Of course defendant has been denied the effective assistance of counsel. How can it be otherwise? Rulings on the legal issues inherent in the acceptance or rejection of plea agreements are in the hands of the untrained and unqualified, and defense counsel is helpless in the face of it. Counsel cannot even formulate a meaningful abuse of discretion claim because the deliberations which lead to the decisions are conducted behind closed doors.

It is disturbing that the majority pays lip service to the limitations placed on the authority of assistant judges by Dunkerley as additional support for its decision, when, in fact, the very express prohibitions, presumably established by that case, are brought to nothing for this defendant and for others who may be in similar circumstances hereafter. We should be under no complacent illusions: that is exactly what has occurred today. This Court is satisfied that less legal ability is required of assistant judges to the extent they are empowered to act independently than of the lawyers practicing before them. Cf. In re Judicial Interpretation, supra. Enhancing the powers of lay judges, at the expense of the constitutional right to due process of defendants caught in the toils of criminal law, is the unfortunate consequence of today’s decision. I believe that assistant judges are not trained or otherwise qualified to exercise the legal discretion called for in this case. On the other hand, as the Supreme Court of California has stated, while fairness is not impossible in matters which may be controlled by lay judges, the likelihood is substantially diminished. Gordon v. District Court, supra, at 329, 525 P.2d at 76, 115 Cal. Rptr. at 636. Courts must always have in mind and resist the temptation to respond to public pressure when a serious crime is involved; any other course approaches vigilante law. There will be others charged in the future with serious or minor offenses; in some cases the defendant will indeed be innocent. But what the majority has done today will affect the right of every person from this day on.

I would reverse and remand for a new hearing on the plea *62agreement before a superior judge sitting alone. That is the only remedy which can assure this defendant, and others to come, that their due process rights are of more concern to the Vermont judicial system than are the secondary concerns of the judges who are a part of the system.

Since there are currently no assistant judges who are lawyers, the terms “assistant judges” and “lay judges” are used interchangeably throughout this dissent.
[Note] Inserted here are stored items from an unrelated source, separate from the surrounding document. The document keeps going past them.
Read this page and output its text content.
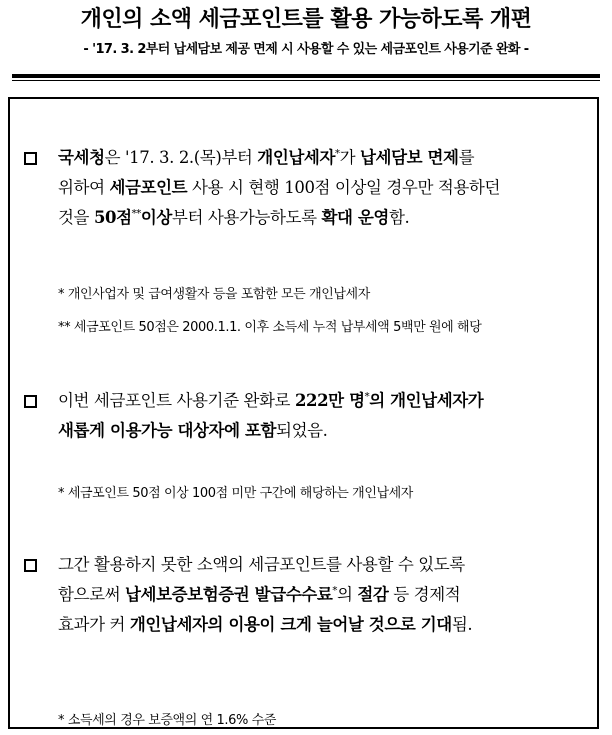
개인의 소액 세금포인트를 활용 가능하도록 개편
- '17. 3. 2부터 납세담보 제공 면제 시 사용할 수 있는 세금포인트 사용기준 완화 -
국세청은 '17. 3. 2.(목)부터 개인납세자*가 납세담보 면제를
위하여 세금포인트 사용 시 현행 100점 이상일 경우만 적용하던
것을 50점**이상부터 사용가능하도록 확대 운영함.
* 개인사업자 및 급여생활자 등을 포함한 모든 개인납세자
** 세금포인트 50점은 2000.1.1. 이후 소득세 누적 납부세액 5백만 원에 해당
이번 세금포인트 사용기준 완화로 222만 명*의 개인납세자가
새롭게 이용가능 대상자에 포함되었음.
* 세금포인트 50점 이상 100점 미만 구간에 해당하는 개인납세자
그간 활용하지 못한 소액의 세금포인트를 사용할 수 있도록
함으로써 납세보증보험증권 발급수수료*의 절감 등 경제적
효과가 커 개인납세자의 이용이 크게 늘어날 것으로 기대됨.
* 소득세의 경우 보증액의 연 1.6% 수준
The phrase “presiding judge” in this dissent means a lawyer-trained superior judge.

There is nothing in the record either from which this Court can determine who made the decision on the motion to suppress. It would be unsupported speculation to conclude that, because it was a question of law, it was made by the presiding judge alone. In the absence of a record it may be speculated, with equal validity, that because the assistant judges were present, they participated.

The power of lay judges to participate in sentencing is not an issue in this case, although it has been questioned elsewhere.